Sapeva che era inutile aspettare il sonno, perché non sarebbe arrivato... Doveva terminare quel libro. Accese la luce. Si alzò. Camminò a piedi scalzi per la casa silente. In bagno l'acqua dello scarico scendeva giù per la tazza, e Derva fissava l'acqua impazzita assomigliare ad una cascata... SSShhh... SSShhh... SSShhh....
Ritornò a letto. Guardò il libro. Risistemò il cuscino e riprese la lettura.

Il racconto catturò subito la sua mente, la rendeva prigioniera; una forza inusuale la calamitava su quelle pagine, non riusciva a resistere.
Era la sua presenza.
Lui, lo scrittore, l'uomo che narrava sulla sua pelle. Il suo alito la sfiorava... BBBbbb... BBBbbb... BBBbbb...
Rabbrividì.
Mani la toccavano con sapiente saggezza e LEI-LETTRICE si sentiva sempre più venire.
Voleva resistergli, ma la sua volontà cedeva pagina dopo pagina.

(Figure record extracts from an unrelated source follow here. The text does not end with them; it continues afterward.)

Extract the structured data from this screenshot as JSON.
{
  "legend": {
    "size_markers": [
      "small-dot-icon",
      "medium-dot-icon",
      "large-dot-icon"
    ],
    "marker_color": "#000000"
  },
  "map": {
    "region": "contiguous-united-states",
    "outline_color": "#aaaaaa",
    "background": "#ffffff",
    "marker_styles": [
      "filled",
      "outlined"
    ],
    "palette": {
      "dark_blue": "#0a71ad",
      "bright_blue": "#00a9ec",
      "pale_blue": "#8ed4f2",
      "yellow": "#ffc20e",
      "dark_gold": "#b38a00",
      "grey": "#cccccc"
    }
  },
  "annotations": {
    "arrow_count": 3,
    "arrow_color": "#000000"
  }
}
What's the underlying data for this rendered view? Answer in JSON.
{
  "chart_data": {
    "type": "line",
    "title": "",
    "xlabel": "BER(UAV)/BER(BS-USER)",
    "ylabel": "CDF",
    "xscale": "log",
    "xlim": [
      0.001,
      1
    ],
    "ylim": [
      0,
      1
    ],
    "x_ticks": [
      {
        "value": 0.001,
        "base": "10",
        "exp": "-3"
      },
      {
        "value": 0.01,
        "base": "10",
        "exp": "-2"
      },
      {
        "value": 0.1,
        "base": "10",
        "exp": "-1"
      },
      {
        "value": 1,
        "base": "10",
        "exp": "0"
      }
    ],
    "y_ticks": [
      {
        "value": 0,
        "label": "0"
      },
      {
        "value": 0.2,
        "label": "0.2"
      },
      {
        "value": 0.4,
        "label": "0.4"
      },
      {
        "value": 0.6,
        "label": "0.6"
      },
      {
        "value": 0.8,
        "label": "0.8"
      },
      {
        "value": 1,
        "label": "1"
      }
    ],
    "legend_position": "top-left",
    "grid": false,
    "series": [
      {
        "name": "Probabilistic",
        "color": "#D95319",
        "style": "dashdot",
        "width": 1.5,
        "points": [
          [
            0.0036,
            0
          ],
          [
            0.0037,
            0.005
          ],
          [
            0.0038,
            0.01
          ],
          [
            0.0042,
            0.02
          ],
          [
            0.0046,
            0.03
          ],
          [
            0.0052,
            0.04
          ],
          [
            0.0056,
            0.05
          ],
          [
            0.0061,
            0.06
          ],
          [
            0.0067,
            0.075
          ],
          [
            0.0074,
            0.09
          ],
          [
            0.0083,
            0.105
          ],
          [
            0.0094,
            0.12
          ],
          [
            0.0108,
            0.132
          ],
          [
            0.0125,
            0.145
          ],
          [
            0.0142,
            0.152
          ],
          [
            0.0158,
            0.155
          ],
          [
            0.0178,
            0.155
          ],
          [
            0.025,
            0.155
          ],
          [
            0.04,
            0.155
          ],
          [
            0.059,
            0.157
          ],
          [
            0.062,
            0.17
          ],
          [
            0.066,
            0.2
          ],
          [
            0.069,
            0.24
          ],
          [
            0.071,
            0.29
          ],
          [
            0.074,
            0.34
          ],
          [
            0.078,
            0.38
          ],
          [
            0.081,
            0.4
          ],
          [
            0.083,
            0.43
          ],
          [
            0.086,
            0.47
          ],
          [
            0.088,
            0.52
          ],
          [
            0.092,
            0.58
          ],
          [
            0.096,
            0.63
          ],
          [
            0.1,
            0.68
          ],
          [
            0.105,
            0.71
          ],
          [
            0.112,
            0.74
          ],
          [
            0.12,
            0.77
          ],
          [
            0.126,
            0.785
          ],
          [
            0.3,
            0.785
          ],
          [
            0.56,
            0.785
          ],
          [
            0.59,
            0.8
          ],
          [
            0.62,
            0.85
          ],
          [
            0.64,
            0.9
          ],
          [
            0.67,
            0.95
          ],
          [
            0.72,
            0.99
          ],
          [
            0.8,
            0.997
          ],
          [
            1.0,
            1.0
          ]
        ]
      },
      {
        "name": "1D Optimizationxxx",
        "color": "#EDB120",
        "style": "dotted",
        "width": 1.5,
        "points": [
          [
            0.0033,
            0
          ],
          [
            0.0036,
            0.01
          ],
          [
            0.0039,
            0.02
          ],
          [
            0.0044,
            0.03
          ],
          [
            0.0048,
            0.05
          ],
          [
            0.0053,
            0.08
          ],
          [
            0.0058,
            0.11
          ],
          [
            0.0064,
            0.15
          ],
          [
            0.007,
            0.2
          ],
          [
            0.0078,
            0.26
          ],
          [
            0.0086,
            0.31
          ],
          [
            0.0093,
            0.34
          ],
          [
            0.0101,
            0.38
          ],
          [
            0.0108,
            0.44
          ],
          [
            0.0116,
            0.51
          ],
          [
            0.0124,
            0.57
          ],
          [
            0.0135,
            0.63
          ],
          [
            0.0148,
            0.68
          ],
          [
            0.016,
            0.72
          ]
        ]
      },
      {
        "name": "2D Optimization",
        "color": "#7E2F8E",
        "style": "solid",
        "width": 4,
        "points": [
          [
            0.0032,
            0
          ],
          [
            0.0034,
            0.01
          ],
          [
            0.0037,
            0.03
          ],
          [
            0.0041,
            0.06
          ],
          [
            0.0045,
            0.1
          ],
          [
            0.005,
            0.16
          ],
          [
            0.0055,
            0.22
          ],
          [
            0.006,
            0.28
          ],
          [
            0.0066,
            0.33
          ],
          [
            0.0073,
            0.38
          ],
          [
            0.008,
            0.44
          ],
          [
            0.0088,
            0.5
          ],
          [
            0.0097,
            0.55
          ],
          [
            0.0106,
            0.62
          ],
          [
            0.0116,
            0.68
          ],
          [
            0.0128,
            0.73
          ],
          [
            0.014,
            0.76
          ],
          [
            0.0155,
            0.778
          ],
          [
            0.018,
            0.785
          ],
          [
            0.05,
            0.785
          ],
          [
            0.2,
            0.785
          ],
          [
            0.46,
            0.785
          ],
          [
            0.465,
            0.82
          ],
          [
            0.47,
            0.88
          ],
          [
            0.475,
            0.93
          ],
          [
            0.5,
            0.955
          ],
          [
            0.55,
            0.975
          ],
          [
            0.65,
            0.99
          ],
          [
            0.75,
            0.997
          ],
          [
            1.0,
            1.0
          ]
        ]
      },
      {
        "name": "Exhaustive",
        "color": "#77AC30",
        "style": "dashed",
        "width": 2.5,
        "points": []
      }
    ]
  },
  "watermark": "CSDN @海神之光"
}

I respiri erano affannosi.
Le mani cercavano mani.
La pelle scottava.
Il corpo fremeva.
Si fondevano.
L'onda li sommerse.
Salirono in alto fino a toccare il soffitto di rami intrecciati a piume, a neve, a biglie colorate che li trattenne il tempo necessario ad un respiro, e subito ritornarono verso quel letto sfatto, verso quelle pagine sgualcite, verso quel cuscino di emozioni, assaporate... MMMmmm... MMMmmm... MMMmmm...

Le parole veloci si allontanarono. Le dita cercavano di trattenerle, ma “lei” non vi riusciva. Lacrime scendevano disperate percorrendo il corpo che sapeva ancora di “lui”, perdendosi tra pieghe di virgole dimenticate e punti che si rincorrevano.
Le mani si allontanavano. I corpi si separavano. Pian piano i respiri si spensero. La luce entrava nella stanza e illuminava il corpo abbandonato di Derva sul libro aperto sull'ultima pagina.
Il cuscino sul comodino, le lenzuola per terra attorcigliate alla lampada accesa, il ragno intento a custodire la sua prima preda e lei, Derva, sorrideva soddisfatta: il sonno le regalava lo scrigno del sogno in cui era rinchiuso un uomo, una donna, un libro, onde, e... una parola.